Yavaşça gözkapaklarımı açtım.Pencereden esen hafif rüzgarın perdelerle dansını izledim.

Uyandım.

Beyaz nevresimlerin arasında sana döndüm.

Ellerini boynuna bir kedi gibi çekmişsin. Saçların yanaklarına dökülmüş.Düzenli nefes alışverişlerinde genişleyip daralan ufak burun deliklerini izliyorum.Burnundaki gözenekleri,yanaklarındaki hafif pembeliği,kirpiklerinin yanağında oluşan gölgesini,dudaklarının hafif aralığından verdiğin nefesini...Parmaklarımı dudaklarına değdirince gülümsüyorsun.Sonra dudaklarını buruşturup,alnını kırıştırıyorsun.Gözlerini açmaya isteksizsin.Gözkapaklarını hafifçe aralıyorsun.Ve huysuzca gülümsüyorsun.Derin bir nefes alıyorsun ve geriniyorsun.Güneş teninde parlıyor.
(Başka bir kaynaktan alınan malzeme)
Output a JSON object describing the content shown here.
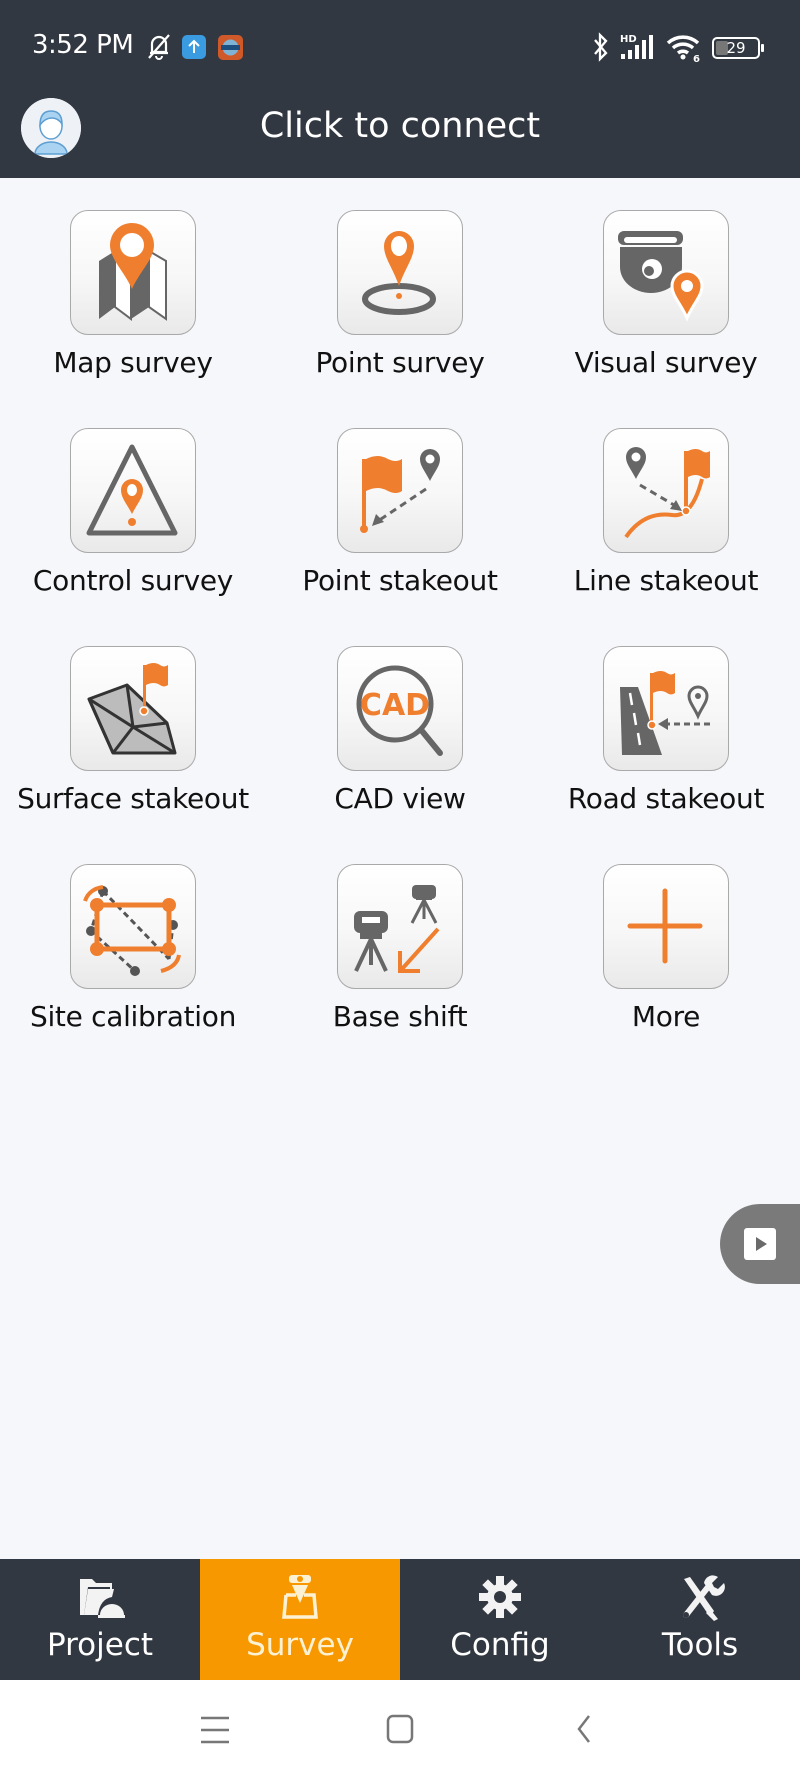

''Günaydın Prenses''diyorum...

dedi Erkek.

Uyandım.

Soğuk ve ürkek parmaklarımı dudaklarımda hissederek.

Uyandım.

Odamıza dolan rüzgarın yaşattığı ürpertiyle.

Hala rüyada mıyım diye gözlerimi açmak istemiyorum. Açarsam kaybolmadan korktuğumdan.Suratım buruşturuyorum yine rüyaydı kesin diye.Korktuğumdan yavaşça aralıyorum gözkapaklarımı. Hala burdasın.Gülümsüyorum.Rüzgarla gelen kokunu içime dolduruyorum işte bu bana huzur veriyor. Geriniyorum yavaşca hala burda olmanın verdiği güvenle. Tanrının sesi gibi kutsal sesinle güne başlıyorum senin sesinle...


''Günaydın Prenses'' diyorsun.

diye düşündü Kadın.


İşte sabah uyandığımda böyle birşey olsa mesela.Her sabah olsa ama. Sonsuza kadar ben prenses olsam ne güzel olur.

Ama O kesin bunu da mahveder hep yaptığı gibi...

O yüzden ben uyumaya devam ediyorum. İyi geceler.